About the author: Eleanor Worsley
Eleanor Worsley has Bipolar Type Two (diagnosed aged 24, in October 2014, after years diagnosed with Major Depressive Disorder). She lives in Devon, UK and loves “her” part of the world, commenting often that she is “very lucky to live in such a beautiful place”.
Eleanor has always loved learning and is a qualified History Teacher (secondary school, 11-18 year olds) with a Post Graduate Diploma in Education (Secondary History) and a Post Graduate Certificate in Character Education. While Eleanor adores teaching and enjoyed working with teenagers, the work-life balance challenges of being a full-time secondary teacher became too much to bear. Unfortunately she had to leave formal teaching due to her BPII, as the stress of the large workload caused her to become severely unwell too many times. Eleanor’s first major mixed episode in spring 2016 was the end of her career as a history teacher.
Eleanor Worsley spent the first year or so after leaving school-teaching focused solely on getting well in terms of managing her BPII; getting stable. She attended Cognitive Behavioural Therapy (CBT), had regular contact with Mental Health Services especially the Community Psychiatric Nurse who made home visits whilst Eleanor was still “high risk”. Eleanor tried a raft of different medications and complementary therapies over the following months and years; like many people with bipolar disorders, the first options/attempts in each case were rarely suitable for her, but eventually she found a medication regimen which helped significantly and built up her “toolbox” of coping mechanisms, management techniques, and self-care strategies. Much of the research Eleanor did in this time, would later feed into the reference material for her book, Life With Bipolar Type Two: a guide to stability.
Why Eleanor wrote Life With Bipolar Type Two
In 2016, when Eleanor was undergoing Cognitive Behavioural Therapy, her psychotherapist (knowing she was an avid journal keeper) suggested that one way she could better understand her bipolar disorder, how it affects her life, the fluctuations of her episodes, and how to manage symptoms etc., might be to write about it. So, she did.
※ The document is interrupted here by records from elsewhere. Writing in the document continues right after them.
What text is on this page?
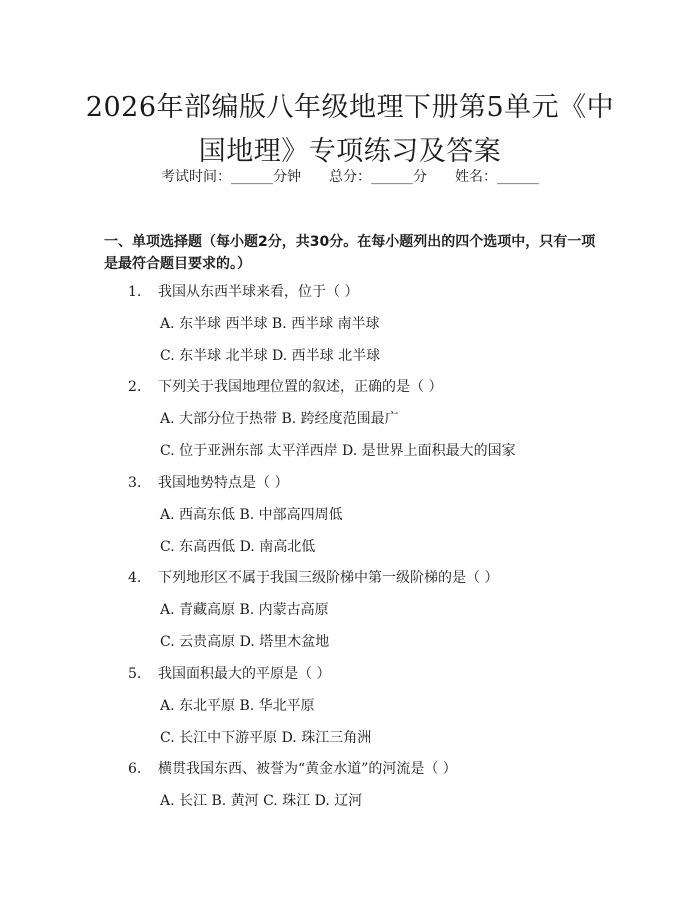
2026年部编版八年级地理下册第5单元《中国地理》专项练习及答案
考试时间：______分钟 总分：______分 姓名：______
一、单项选择题（每小题2分，共30分。在每小题列出的四个选项中，只有一项是最符合题目要求的。）
1. 我国从东西半球来看，位于（ ）
A. 东半球 西半球 B. 西半球 南半球
C. 东半球 北半球 D. 西半球 北半球
2. 下列关于我国地理位置的叙述，正确的是（ ）
A. 大部分位于热带 B. 跨经度范围最广
C. 位于亚洲东部 太平洋西岸 D. 是世界上面积最大的国家
3. 我国地势特点是（ ）
A. 西高东低 B. 中部高四周低
C. 东高西低 D. 南高北低
4. 下列地形区不属于我国三级阶梯中第一级阶梯的是（ ）
A. 青藏高原 B. 内蒙古高原
C. 云贵高原 D. 塔里木盆地
5. 我国面积最大的平原是（ ）
A. 东北平原 B. 华北平原
C. 长江中下游平原 D. 珠江三角洲
6. 横贯我国东西、被誉为“黄金水道”的河流是（ ）
A. 长江 B. 黄河 C. 珠江 D. 辽河
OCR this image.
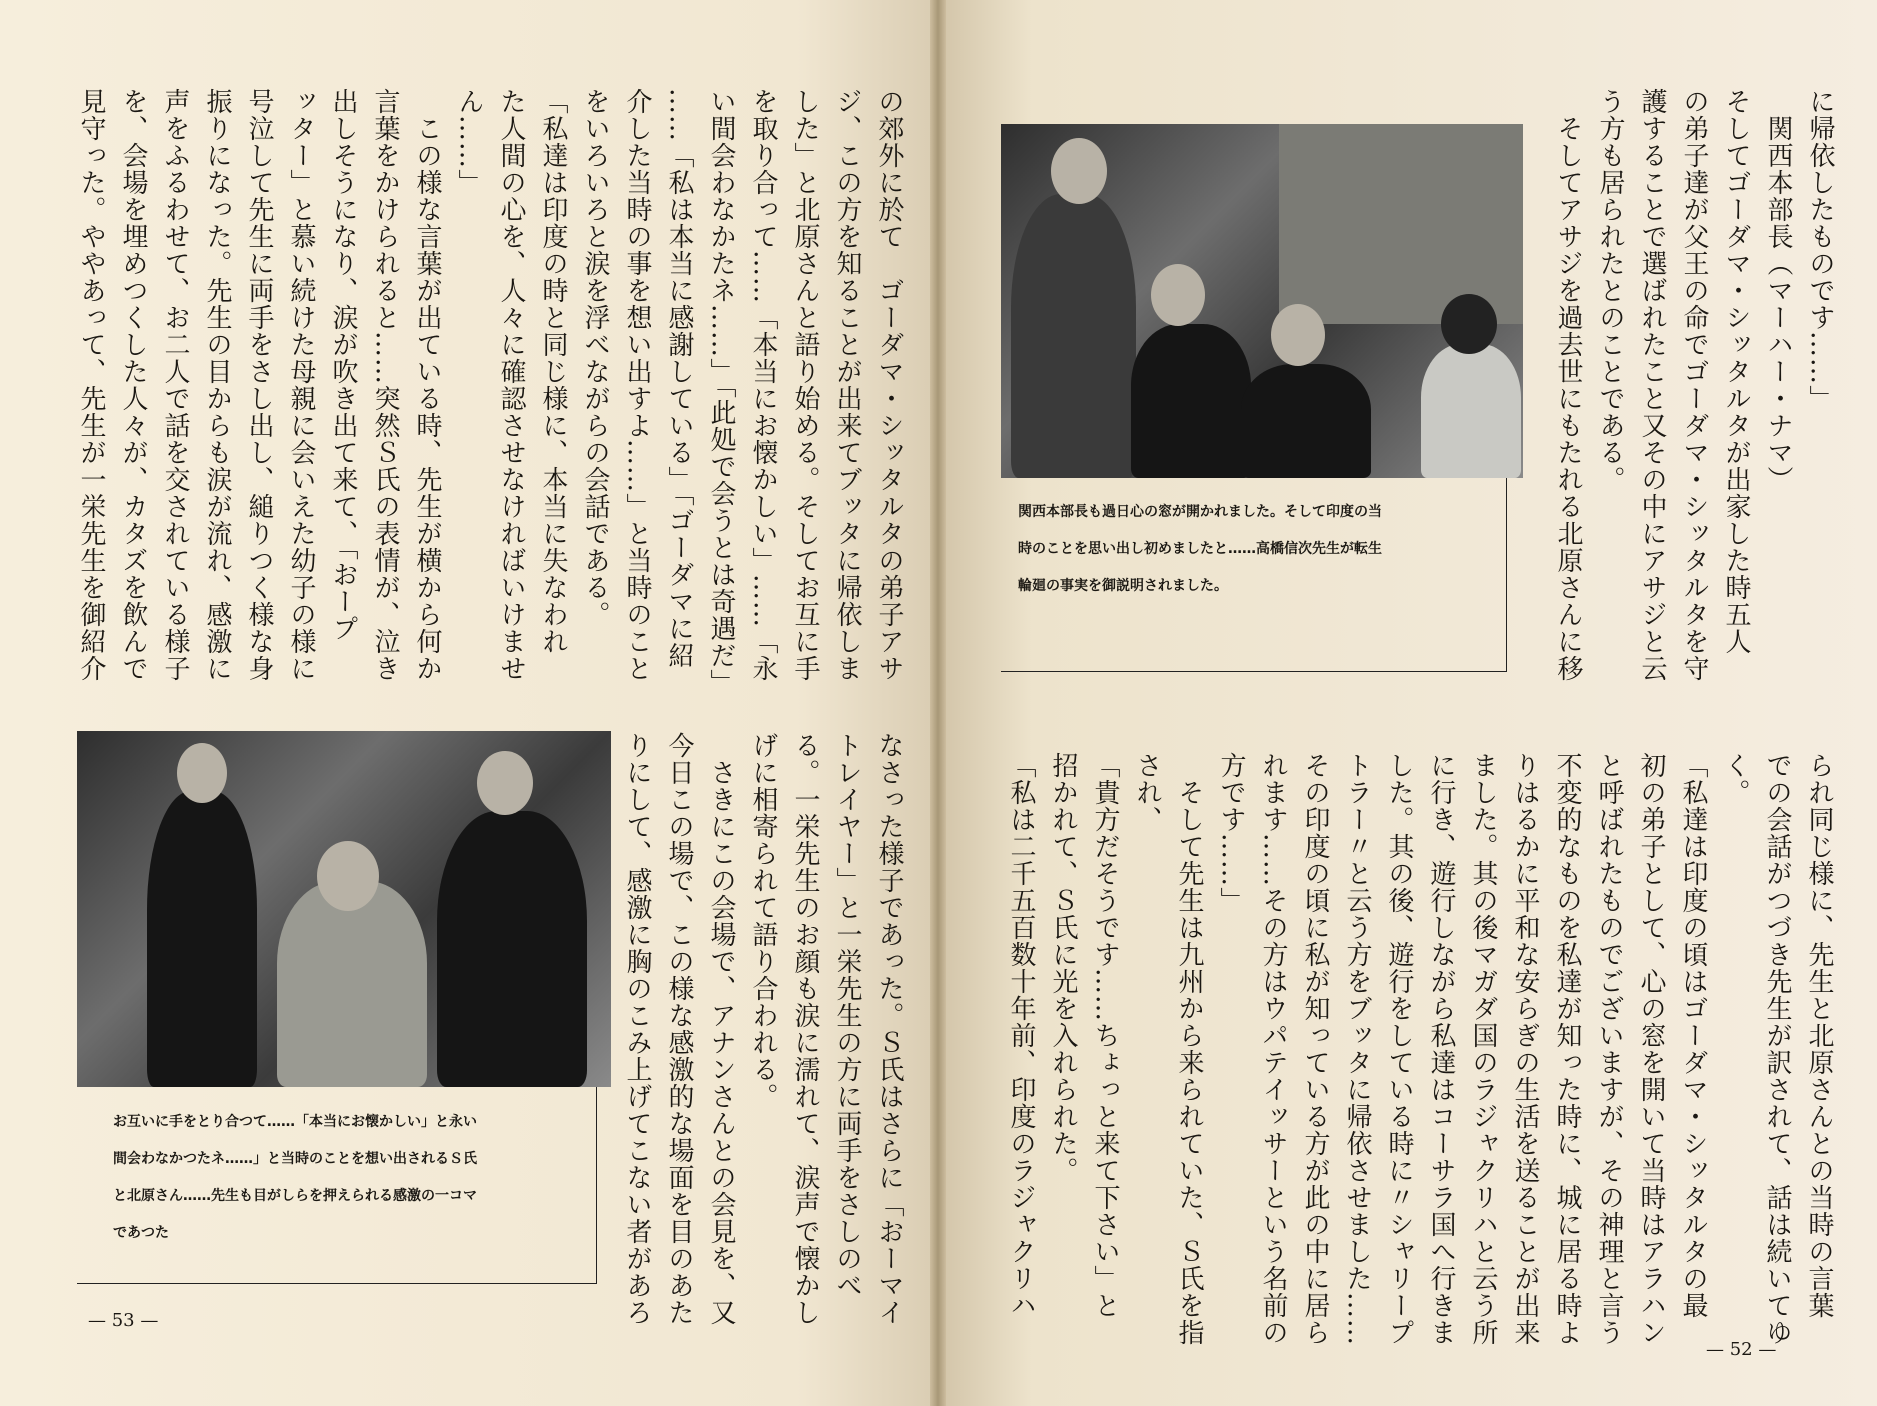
の郊外に於て　ゴーダマ・シッタルタの弟子アサ
ジ、この方を知ることが出来てブッタに帰依しま
した」と北原さんと語り始める。そしてお互に手
を取り合って……「本当にお懐かしい」……「永
い間会わなかたネ……」「此処で会うとは奇遇だ」
……「私は本当に感謝している」「ゴーダマに紹
介した当時の事を想い出すよ……」と当時のこと
をいろいろと涙を浮べながらの会話である。
「私達は印度の時と同じ様に、本当に失なわれ
た人間の心を、人々に確認させなければいけませ
ん……」
　この様な言葉が出ている時、先生が横から何か
言葉をかけられると……突然Ｓ氏の表情が、泣き
出しそうになり、涙が吹き出て来て、「おープ
ッター」と慕い続けた母親に会いえた幼子の様に
号泣して先生に両手をさし出し、縋りつく様な身
振りになった。先生の目からも涙が流れ、感激に
声をふるわせて、お二人で話を交されている様子
を、会場を埋めつくした人々が、カタズを飲んで
見守った。ややあって、先生が一栄先生を御紹介
お互いに手をとり合つて……「本当にお懐かしい」と永い
間会わなかつたネ……」と当時のことを想い出されるＳ氏
と北原さん……先生も目がしらを押えられる感激の一コマ
であつた	なさった様子であった。Ｓ氏はさらに「おーマイ
トレイヤー」と一栄先生の方に両手をさしのべ
る。一栄先生のお顔も涙に濡れて、涙声で懐かし
げに相寄られて語り合われる。
　さきにこの会場で、アナンさんとの会見を、又
今日この場で、この様な感激的な場面を目のあた
りにして、感激に胸のこみ上げてこない者があろ
— 53 —
関西本部長も過日心の窓が開かれました。そして印度の当
時のことを思い出し初めましたと……高橋信次先生が転生
輪廻の事実を御説明されました。
に帰依したものです……」
　関西本部長（マーハー・ナマ）
そしてゴーダマ・シッタルタが出家した時五人
の弟子達が父王の命でゴーダマ・シッタルタを守
護することで選ばれたこと又その中にアサジと云
う方も居られたとのことである。
　そしてアサジを過去世にもたれる北原さんに移
られ同じ様に、先生と北原さんとの当時の言葉
での会話がつづき先生が訳されて、話は続いてゆ
く。
「私達は印度の頃はゴーダマ・シッタルタの最
初の弟子として、心の窓を開いて当時はアラハン
と呼ばれたものでございますが、その神理と言う
不変的なものを私達が知った時に、城に居る時よ
りはるかに平和な安らぎの生活を送ることが出来
ました。其の後マガダ国のラジャクリハと云う所
に行き、遊行しながら私達はコーサラ国へ行きま
した。其の後、遊行をしている時に〃シャリープ
トラー〃と云う方をブッタに帰依させました……
その印度の頃に私が知っている方が此の中に居ら
れます……その方はウパテイッサーという名前の
方です……」
　そして先生は九州から来られていた、Ｓ氏を指
され、
「貴方だそうです……ちょっと来て下さい」と
招かれて、Ｓ氏に光を入れられた。
「私は二千五百数十年前、印度のラジャクリハ
— 52 —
When Eleanor started writing she focused on her own BPII. She wrote about her different symptoms, her medication journey, her various life experiences (especially focusing on those which were almost certainly impacted/influenced by bipolar). She wrote about her depressions, self-harming behavious, and suicide attempts. She wrote about her hypomanic episodes and the risks she took with her health and well-being during those episodes, as well as the funny anecdotes she has from those times. She wrote how her bipolar affected her feelings, and how she felt about her bipolar. As she was writing she was researching, talking to others with bipolar disorders (Type I, Type II, Cyclothymia, and those who weren’t sure which type they had), reading everything about bipolar she could afford to get her hands on; filling in gaps in her knowledge, learning about others people’s journeys and experiences. Soon she realised that while there were lots of medical books about bipolar disorder and lots of anecdotal stories or autobiographies from people with bipolar, she could find little that crossed over between them, and nothing like that for BPII in particular. She also realised that none of the medical, educational, or even self-help books really talked about some of the more problematic symptoms of bipolar: like self-harm, suicide, overspending, and hypersexuality. These symptoms are always mentioned, but rarely get discussed in any helpful detail or properly addressed in sections about symptom management. So, Eleanor decided that what she had been writing was going to change, she was going to write a book which was based in her experience of having Bipolar Type Two and heavily informed by medical research, written in a way that was accessible to as many people as possible and would hopefully be helpful to people with BPII, their loved ones, and to mental health clinicians and professionals. And thus, Life With Bipolar Type Two: a guide to stability was born.